Maycomb, petite ville d’Alabama, au moment de la Grande Dépression, entre les années 1929 et 1933. Une petite ville à l'intérieur des terres, occupée depuis des décennies par des grandes familles, où tout le monde se connaît.   Certaines souffrent plus que d'autres de la dépression économique mais la vie continue pour chacun, au gré des ragots, des potins, des bêtises des enfants et des préjugés.
Atticus Finch élève seul ses deux enfants, Jem et Scout. Homme intègre et rigoureux, cet avocat est commis d’office pour défendre un Noir accusé d’avoir violé une Blanche.  C'est le début pour eux de moments difficiles, racontés pourtant avec espièglerie et sensibilité par Scout, la benjamine.

Mon avis :  

Cette époque est très intéressante et l'histoire, loin d'être un roman d'action ou une avalanche de jugements, nous aide simplement à nous y plonger et à comprendre par nous-même l'essence d'une vie rurale en pleine crise économique.
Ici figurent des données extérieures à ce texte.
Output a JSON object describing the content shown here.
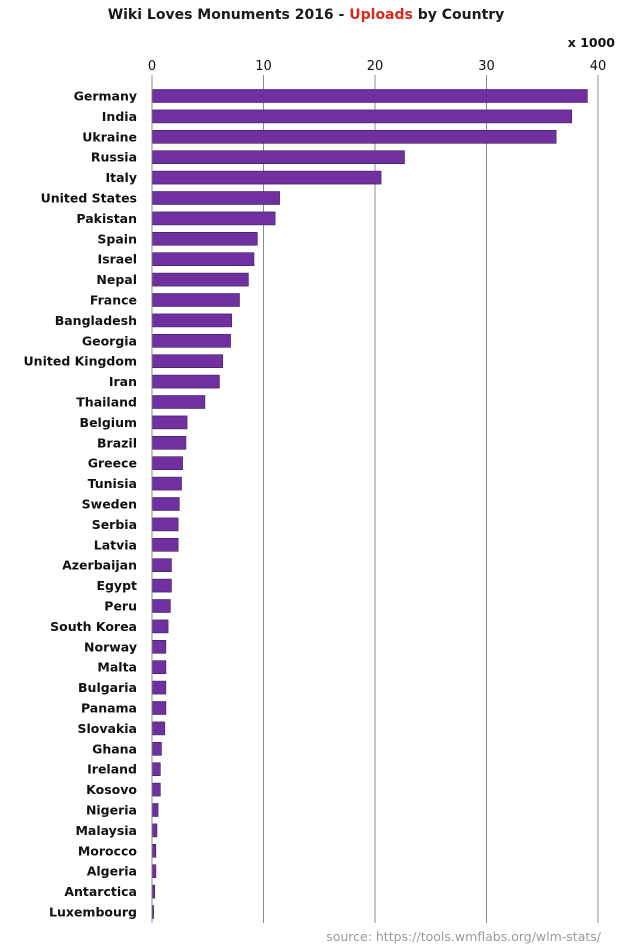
{
  "chart_data": {
    "type": "bar",
    "orientation": "horizontal",
    "title": {
      "prefix": "Wiki Loves Monuments 2016  - ",
      "highlight": "Uploads",
      "suffix": " by Country"
    },
    "x_unit_label": "x 1000",
    "xlim": [
      0,
      40
    ],
    "xticks": [
      "0",
      "10",
      "20",
      "30",
      "40"
    ],
    "grid": true,
    "bar_color": "#7030a0",
    "title_accent_color": "#d42a1f",
    "source": "source: https://tools.wmflabs.org/wlm-stats/",
    "categories": [
      "Germany",
      "India",
      "Ukraine",
      "Russia",
      "Italy",
      "United States",
      "Pakistan",
      "Spain",
      "Israel",
      "Nepal",
      "France",
      "Bangladesh",
      "Georgia",
      "United Kingdom",
      "Iran",
      "Thailand",
      "Belgium",
      "Brazil",
      "Greece",
      "Tunisia",
      "Sweden",
      "Serbia",
      "Latvia",
      "Azerbaijan",
      "Egypt",
      "Peru",
      "South Korea",
      "Norway",
      "Malta",
      "Bulgaria",
      "Panama",
      "Slovakia",
      "Ghana",
      "Ireland",
      "Kosovo",
      "Nigeria",
      "Malaysia",
      "Morocco",
      "Algeria",
      "Antarctica",
      "Luxembourg"
    ],
    "values": [
      39.0,
      37.6,
      36.2,
      22.6,
      20.5,
      11.4,
      11.0,
      9.4,
      9.1,
      8.6,
      7.8,
      7.1,
      7.0,
      6.3,
      6.0,
      4.7,
      3.1,
      3.0,
      2.7,
      2.6,
      2.4,
      2.3,
      2.3,
      1.7,
      1.7,
      1.6,
      1.4,
      1.2,
      1.2,
      1.2,
      1.2,
      1.1,
      0.8,
      0.7,
      0.7,
      0.5,
      0.4,
      0.3,
      0.3,
      0.2,
      0.1
    ]
  }
}
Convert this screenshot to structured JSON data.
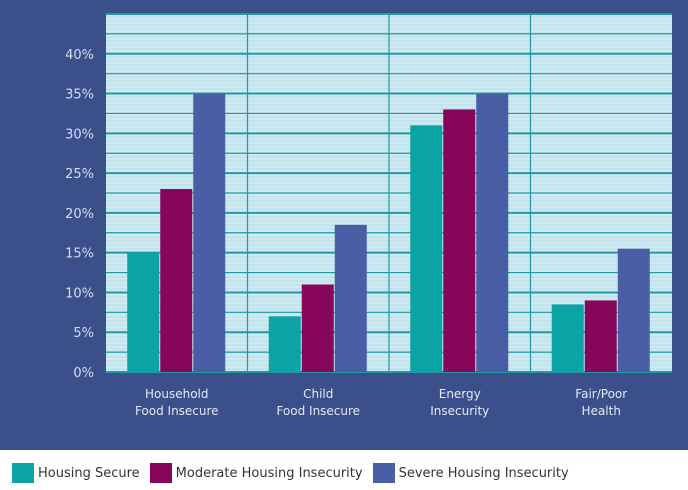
{
  "colors": {
    "frame": "#3b4f8a",
    "plot_bg": "#cde9f2",
    "grid": "#1f9aa3",
    "secure": "#0aa3a6",
    "moderate": "#86065c",
    "severe": "#4a5ea6"
  },
  "chart_data": {
    "type": "bar",
    "categories": [
      [
        "Household",
        "Food Insecure"
      ],
      [
        "Child",
        "Food Insecure"
      ],
      [
        "Energy",
        "Insecurity"
      ],
      [
        "Fair/Poor",
        "Health"
      ]
    ],
    "series": [
      {
        "name": "Housing Secure",
        "color_key": "secure",
        "values": [
          15,
          7,
          31,
          8.5
        ]
      },
      {
        "name": "Moderate Housing Insecurity",
        "color_key": "moderate",
        "values": [
          23,
          11,
          33,
          9
        ]
      },
      {
        "name": "Severe Housing Insecurity",
        "color_key": "severe",
        "values": [
          35,
          18.5,
          35,
          15.5
        ]
      }
    ],
    "y_ticks": [
      "0%",
      "5%",
      "10%",
      "15%",
      "20%",
      "25%",
      "30%",
      "35%",
      "40%"
    ],
    "ylim": [
      0,
      45
    ],
    "grid": true,
    "legend_position": "bottom"
  }
}
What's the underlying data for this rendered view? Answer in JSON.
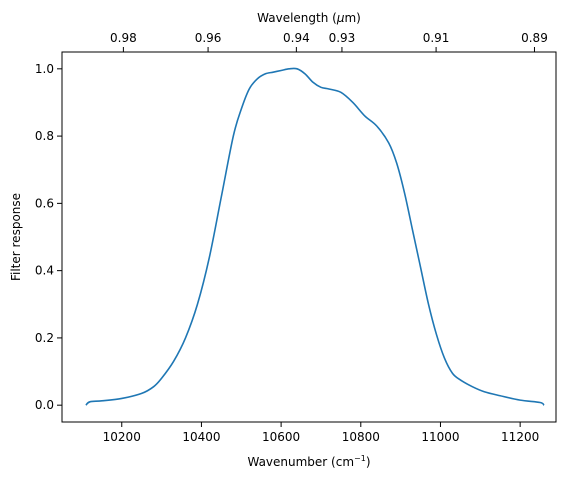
{
  "chart_data": {
    "type": "line",
    "title": "",
    "xlabel": "Wavenumber (cm",
    "xlabel_superscript": "−1",
    "xlabel_suffix": ")",
    "ylabel": "Filter response",
    "secondary_xlabel": "Wavelength (",
    "secondary_xlabel_symbol": "μ",
    "secondary_xlabel_suffix": "m)",
    "xlim": [
      10050,
      11290
    ],
    "ylim": [
      -0.05,
      1.05
    ],
    "xticks": [
      10200,
      10400,
      10600,
      10800,
      11000,
      11200
    ],
    "yticks": [
      0.0,
      0.2,
      0.4,
      0.6,
      0.8,
      1.0
    ],
    "ytick_labels": [
      "0.0",
      "0.2",
      "0.4",
      "0.6",
      "0.8",
      "1.0"
    ],
    "secondary_xticks": [
      0.98,
      0.96,
      0.94,
      0.93,
      0.91,
      0.89
    ],
    "grid": false,
    "color": "#1f77b4",
    "series": [
      {
        "x": [
          10110,
          10120,
          10150,
          10200,
          10250,
          10280,
          10300,
          10330,
          10360,
          10390,
          10420,
          10450,
          10480,
          10500,
          10520,
          10540,
          10560,
          10580,
          10600,
          10620,
          10640,
          10660,
          10680,
          10700,
          10720,
          10750,
          10780,
          10810,
          10840,
          10870,
          10890,
          10910,
          10930,
          10950,
          10970,
          10990,
          11010,
          11030,
          11050,
          11080,
          11110,
          11150,
          11200,
          11250,
          11260
        ],
        "y": [
          0.0,
          0.01,
          0.013,
          0.02,
          0.035,
          0.055,
          0.08,
          0.13,
          0.2,
          0.3,
          0.44,
          0.62,
          0.8,
          0.88,
          0.94,
          0.97,
          0.985,
          0.99,
          0.995,
          1.0,
          1.0,
          0.985,
          0.96,
          0.945,
          0.94,
          0.93,
          0.9,
          0.86,
          0.83,
          0.78,
          0.72,
          0.63,
          0.52,
          0.41,
          0.3,
          0.21,
          0.14,
          0.095,
          0.075,
          0.055,
          0.04,
          0.028,
          0.015,
          0.008,
          0.0
        ]
      }
    ]
  }
}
L'auteure a pris la peine de parsemer son récit de faits historiquement importants, ce qui nous aide à nous y plonger davantage. Elle domine toute l'histoire de façon drôle, simple et complexe à la fois.  Nous avons l'impression de lire un roman accessible à tout âge mais abordant pourtant de manière très subtile les thèmes du racisme, de la ségrégation, de la justice ainsi que la complexité d'une vie rurale, nous amenant à pardonner une vision tronquée de la réalité.  (Impression déjà perçue dans "En attendant Bojangles" et dans chaque roman narré par un enfant.)

Le petit bémol pour ma part est l'extrême perfection d'Atticus, le père, qui tient presque de l’irréel.

Bonne lecture en somme !

Extraits :

"Je voudrais que tu comprennes ce qu'est le vrai courage. C'est savoir que tu pars battu d'avance, et malgré cela, agir quand même et tenir jusqu'au bout."
***

Nous nous faufilâmes près de Miss Maudie qui regardait autour d'elle.
- Où étiez-vous, tous les trois? Vous n'avez pas entendu ce raffut?
- Que s'est-il passé? demanda Jem.
- Mr Radley a tiré sur un nègre dans son carré de choux.
- Oh! Il l'a touché?
- Non, dit Miss Stephanie, il a tiré en l'air, mais l'homme doit être blême de peur. Il dit que celui qui verra un nègre blanc par ici saura que c'est lui. Il dit que son autre cartouche partira au prochain bruit qu'il entendra dans ce carré et que, cette fois, il ne tirera pas en l'air, que ce soit un chien, un nègre ou... Jem Finch!
- Pardon? demanda Jem.
Atticus intervint :
- Où est ton pantalon, mon garçon?
- Mon pantalon, père?
- Exactement.
A quoi bon nier en caleçon, devant Dieu et tout le monde? Je poussai un soupir.

***

"(...) mais avant de vivre en paix avec les autres, je dois vivre en paix avec moi-même. La seule chose qui ne doive pas céder à la loi de la majorité est la conscience de l'individu."